O Índice de Desenvolvimento da Educação Básica (Ideb), principal indicador da qualidade do ensino público no Brasil, passou a apresentar sinais de desgaste após quase duas décadas de utilização, segundo especialistas ouvidos pela Folha de S.Paulo.
Criado em 2007, o Ideb combina dados de desempenho dos estudantes em provas nacionais com índices de aprovação escolar para medir a qualidade da educação básica no país.
Segundo pesquisadores e autores ligados ao desenvolvimento do indicador, o modelo ajudou a impulsionar avanços importantes nos últimos anos, mas começa a mostrar limitações diante das mudanças no cenário educacional brasileiro.
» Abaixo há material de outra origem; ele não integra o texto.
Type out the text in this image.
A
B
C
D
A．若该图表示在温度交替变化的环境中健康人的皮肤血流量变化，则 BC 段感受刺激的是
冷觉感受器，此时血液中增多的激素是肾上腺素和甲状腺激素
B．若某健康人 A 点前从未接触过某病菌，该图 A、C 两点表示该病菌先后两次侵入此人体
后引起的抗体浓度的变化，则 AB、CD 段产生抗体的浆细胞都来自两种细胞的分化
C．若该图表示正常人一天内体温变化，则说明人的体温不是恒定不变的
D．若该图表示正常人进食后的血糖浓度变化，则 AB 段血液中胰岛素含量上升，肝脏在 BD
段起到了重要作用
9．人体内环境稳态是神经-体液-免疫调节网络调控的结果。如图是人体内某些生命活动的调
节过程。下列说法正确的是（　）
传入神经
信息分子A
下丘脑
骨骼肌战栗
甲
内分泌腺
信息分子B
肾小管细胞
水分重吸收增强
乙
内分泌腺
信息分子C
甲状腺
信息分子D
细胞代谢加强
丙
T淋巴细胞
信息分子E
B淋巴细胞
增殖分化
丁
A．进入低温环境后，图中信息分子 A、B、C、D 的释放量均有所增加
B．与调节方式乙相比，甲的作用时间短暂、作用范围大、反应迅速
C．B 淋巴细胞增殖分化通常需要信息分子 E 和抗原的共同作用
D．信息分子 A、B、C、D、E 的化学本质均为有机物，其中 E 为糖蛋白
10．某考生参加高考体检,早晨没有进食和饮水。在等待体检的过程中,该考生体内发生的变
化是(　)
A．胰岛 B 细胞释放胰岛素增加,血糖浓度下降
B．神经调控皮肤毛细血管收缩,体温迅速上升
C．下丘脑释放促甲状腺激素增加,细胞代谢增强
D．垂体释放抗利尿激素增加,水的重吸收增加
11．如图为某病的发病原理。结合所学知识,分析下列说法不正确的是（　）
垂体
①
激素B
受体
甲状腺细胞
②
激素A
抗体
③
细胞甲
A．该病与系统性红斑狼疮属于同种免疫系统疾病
Fonte: Folha de S.Paulo.
Na prática, o Ideb influencia diretamente políticas públicas, metas educacionais e distribuição de prioridades nas redes de ensino.
O índice é utilizado por estados e municípios para acompanhar resultados da educação pública e estabelecer metas de desempenho escolar.
Especialistas apontam que, ao longo do tempo, o sistema passou a enfrentar problemas como:
📌 estagnação das notas
📌 desigualdade entre regiões
📌 foco excessivo em avaliações
📌 dificuldade de medir aprendizagem real
Outro ponto debatido é que parte das escolas passou a direcionar esforços principalmente para desempenho em provas específicas, sem necessariamente refletir melhora ampla da qualidade do ensino.
Segundo a reportagem da Folha, pesquisadores defendem atualização do modelo e inclusão de novos critérios capazes de avaliar aspectos mais amplos da educação. Fonte: Folha de S.Paulo.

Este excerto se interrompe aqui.